A paper recently published in Frontiers in Nutrition by several Cornell faculty members and graduate students takes a closer look at this apparent resurgence of interest in wild and backyard foods during the early pandemic. “This was the period of 2020 when you couldn't find tomato cages, seeds were out of stock, and there were reports about record numbers of people hunting and fishing,” said Dr. Kathryn Fiorella, an assistant professor in the Department of Public and Ecosystem Health.
Her advisee, Jeanne Coffin-Schmitt, a Ph.D. student in the Department of Natural Resources and the Environment, had already been thinking about wild and backyard foods in Upstate New York and whether people were motivated by fun, food or personal fulfillment to pursue them. “Then, during lockdown, we saw that interest was ballooning, so we quickly launched an online survey to understand what COVID-19 was changing,” Coffin-Schmitt explained.

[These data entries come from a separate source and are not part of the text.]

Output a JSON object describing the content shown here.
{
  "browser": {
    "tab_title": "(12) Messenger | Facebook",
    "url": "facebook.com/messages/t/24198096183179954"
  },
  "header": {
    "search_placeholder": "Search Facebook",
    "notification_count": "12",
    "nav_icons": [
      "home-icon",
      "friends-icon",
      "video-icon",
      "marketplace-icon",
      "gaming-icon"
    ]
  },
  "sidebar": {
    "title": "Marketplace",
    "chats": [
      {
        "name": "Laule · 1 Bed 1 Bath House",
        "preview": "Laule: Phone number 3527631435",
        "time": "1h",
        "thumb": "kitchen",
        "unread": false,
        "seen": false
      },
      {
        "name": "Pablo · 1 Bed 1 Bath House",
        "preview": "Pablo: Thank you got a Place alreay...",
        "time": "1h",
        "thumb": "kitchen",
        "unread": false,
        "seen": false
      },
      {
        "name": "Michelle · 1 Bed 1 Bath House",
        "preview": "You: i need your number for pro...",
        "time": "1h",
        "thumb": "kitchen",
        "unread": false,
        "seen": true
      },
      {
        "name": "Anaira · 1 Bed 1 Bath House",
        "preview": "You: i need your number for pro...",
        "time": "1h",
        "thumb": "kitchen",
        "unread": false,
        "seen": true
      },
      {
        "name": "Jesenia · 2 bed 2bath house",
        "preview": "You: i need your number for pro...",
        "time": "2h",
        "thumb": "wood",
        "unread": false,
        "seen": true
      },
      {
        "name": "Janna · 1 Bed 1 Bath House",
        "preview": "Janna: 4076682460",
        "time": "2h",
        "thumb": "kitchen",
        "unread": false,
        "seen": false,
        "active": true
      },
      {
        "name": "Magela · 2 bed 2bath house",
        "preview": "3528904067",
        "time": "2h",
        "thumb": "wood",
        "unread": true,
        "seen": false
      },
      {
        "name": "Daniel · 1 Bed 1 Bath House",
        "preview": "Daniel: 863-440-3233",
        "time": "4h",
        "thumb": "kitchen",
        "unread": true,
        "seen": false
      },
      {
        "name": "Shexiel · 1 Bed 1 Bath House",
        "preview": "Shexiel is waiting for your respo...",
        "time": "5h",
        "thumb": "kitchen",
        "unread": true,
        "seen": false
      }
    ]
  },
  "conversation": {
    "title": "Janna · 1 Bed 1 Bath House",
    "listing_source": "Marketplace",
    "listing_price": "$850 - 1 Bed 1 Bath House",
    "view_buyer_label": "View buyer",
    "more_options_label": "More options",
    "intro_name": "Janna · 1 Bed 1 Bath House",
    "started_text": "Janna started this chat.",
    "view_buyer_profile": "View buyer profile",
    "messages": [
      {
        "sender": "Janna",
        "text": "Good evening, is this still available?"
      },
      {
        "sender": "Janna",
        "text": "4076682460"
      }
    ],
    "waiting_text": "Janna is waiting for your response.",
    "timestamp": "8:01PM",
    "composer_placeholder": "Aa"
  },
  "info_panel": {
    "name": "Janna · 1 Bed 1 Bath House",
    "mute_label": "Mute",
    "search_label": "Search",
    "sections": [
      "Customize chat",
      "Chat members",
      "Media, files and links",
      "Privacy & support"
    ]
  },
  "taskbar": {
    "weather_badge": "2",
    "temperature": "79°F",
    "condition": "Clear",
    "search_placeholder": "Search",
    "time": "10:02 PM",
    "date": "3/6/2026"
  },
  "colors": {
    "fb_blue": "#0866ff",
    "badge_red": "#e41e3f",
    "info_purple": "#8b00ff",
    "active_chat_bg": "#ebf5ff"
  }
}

The project brought together researchers from both Fiorella’s group, the Public Health Program, and Coffin-Schmitt’s department. “We are trying to think about the interconnections between health and the environment in the new Department of Public and Ecosystem Health, and this is one example of the topics we consider when thinking about the food system very broadly,” Fiorella said.
The group conducted a survey of over 500 people across six counties in Upstate and Central New York. Participants reported on their production and consumption of wild and backyard foods – from gardening, poultry rearing, foraging and hunting and/or fishing – during the pandemic compared to the previous year. Because respondents were recruited in a convenience sample, they likely overrepresented interest in these activities. They also tended to be whiter, more educated, and wealthier than average New Yorkers.
An increase in homegrown food
Results showed that only a small number of participants were new to wild and backyard food-related pursuits, and across different activities, 40 to 46 percent of people increased the amount of time they invested. Conversely, a notable minority of respondents reduced their activities, possibly due to them being essential workers or parents with children suddenly at home.
The researchers were especially interested to see whether people also consumed the food they produced. Indeed, they did. While diets generally worsened during the pandemic, gardening and poultry rearing for meat and eggs may have contributed to buffering those effects in the study region. “People were actually consuming really meaningful quantities,” Fiorella said. The average frequency of consumption for home-produced eggs, for example, was 16.4 times per month, and 5.8 times per month for home-produced poultry meat. Consumption at this level fulfills over 50 percent of the USDA’s recommendation for monthly protein foods. Likewise, the study estimated gardeners met 17 percent of their monthly fruits and vegetable consumption needs.
“People reported harvesting and eating wild and backyard foods to have more control over food availability – a key dimension of food insecurity – compared to before the pandemic,” Coffin-Schmitt added. “This was true even though the people we surveyed were almost entirely considered food secure based on their responses. We think this could show how much anxiety about conventional food systems the pandemic inspired.”
An untapped safety net
Concurrently, the study draws attention to the wealth of local know-how already available. “Participating in these activities brings you into this network, where you share both food and knowledge with each other,” Fiorella said. She hopes that the study will help agencies with a strong interest in supporting people in hunting, fishing and gardening – including the state’s Department of Environmental Conservation and the network of Cornell Cooperative Extension offices – tap into the existing resources while providing more targeted assistance to communities. “Experience with these activities lets people access them in a crisis, which we may need in the future, given not only the possibility of future pandemics but of other climate and environmental challenges we might face,” she said.
While agencies will have to balance drawing in participants on the one hand with certain challenges – such as increased harvest pressure on animals or hazards from foodborne disease in improperly maintained backyard poultry – on the other, individuals involved in wild and backyard food activities “tend to be really big supporters of maintaining natural lands and managing them well,” Fiorella explained. “So getting people involved is a key dimension of natural resource protection and ensuring the long term availability of the safety net wild foods can provide.”